God knows, the glib think-storming of a columnist with three-quarters of a graduate diploma in psychology is the last thing we need but when the writing has been on the wall for so long, it’s hard to ignore my careful nature and suggest that an enormous, joined up, transformative solution is just not possible. Instead, change might need to be piecemeal and incremental. It might need to involve giving things a whirl. It might need to be about enabling a whole lot of people who are giving things a whirl to get on with it. It might mean throwing money at problems without being 100 percent certain that your investment will have sticking power. Nothing is 100 percent certain anymore. Just as rapid change, volatility and uncertainty have contributed to the current demand for mental health services, so too will it alter what demand and delivery looks like five years from now. Do we truly think there’s one true centralised answer to this crisis that will surely solve everything forever if only we let it cogitate for long enough? It seems the longer we wait for the perfect, transformative solution, the likelihood of the net result being more reports for the graveyard, increases.

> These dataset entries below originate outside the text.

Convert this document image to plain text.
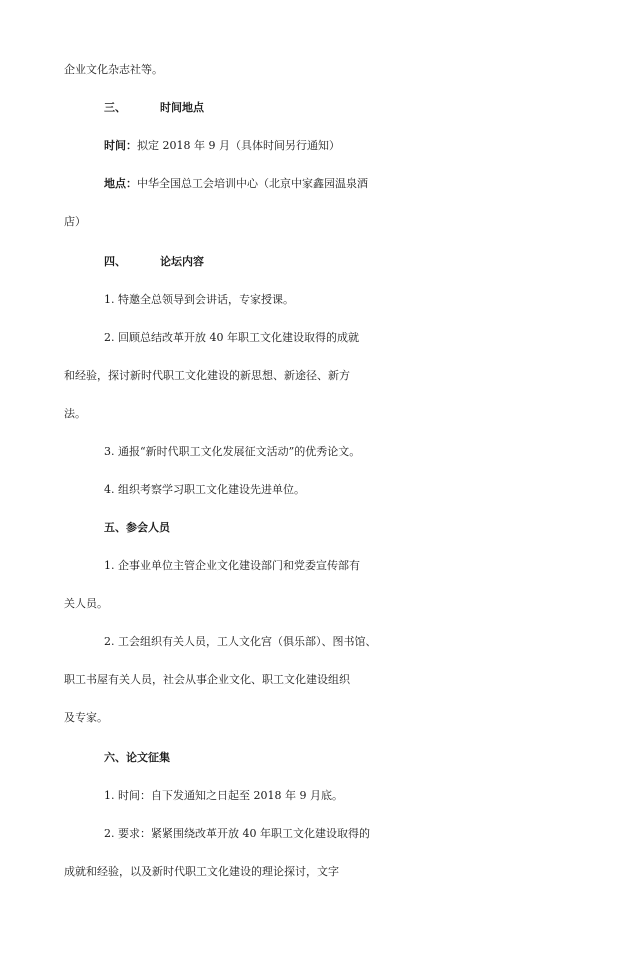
企业文化杂志社等。
三、	时间地点
时间：拟定 2018 年 9 月（具体时间另行通知）
地点：中华全国总工会培训中心（北京中家鑫园温泉酒
店）
四、	论坛内容
1. 特邀全总领导到会讲话，专家授课。
2. 回顾总结改革开放 40 年职工文化建设取得的成就
和经验，探讨新时代职工文化建设的新思想、新途径、新方
法。
3. 通报“新时代职工文化发展征文活动”的优秀论文。
4. 组织考察学习职工文化建设先进单位。
五、参会人员
1. 企事业单位主管企业文化建设部门和党委宣传部有
关人员。
2. 工会组织有关人员，工人文化宫（俱乐部）、图书馆、
职工书屋有关人员，社会从事企业文化、职工文化建设组织
及专家。
六、论文征集
1. 时间：自下发通知之日起至 2018 年 9 月底。
2. 要求：紧紧围绕改革开放 40 年职工文化建设取得的
成就和经验，以及新时代职工文化建设的理论探讨，文字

Despite the severity of the mental health crisis, I remain undeterred from wanting to pursue my studies. I am not asking for a free second chance education. I’d be ineligible for a postgraduate student allowance if they were reintroduced anyway, so I will throw some possible solutions at a wall and figure it out. What might be nice to see though is an indication that I was joining a workforce that was tangibly valued and not a perpetual point for noting in yet another report.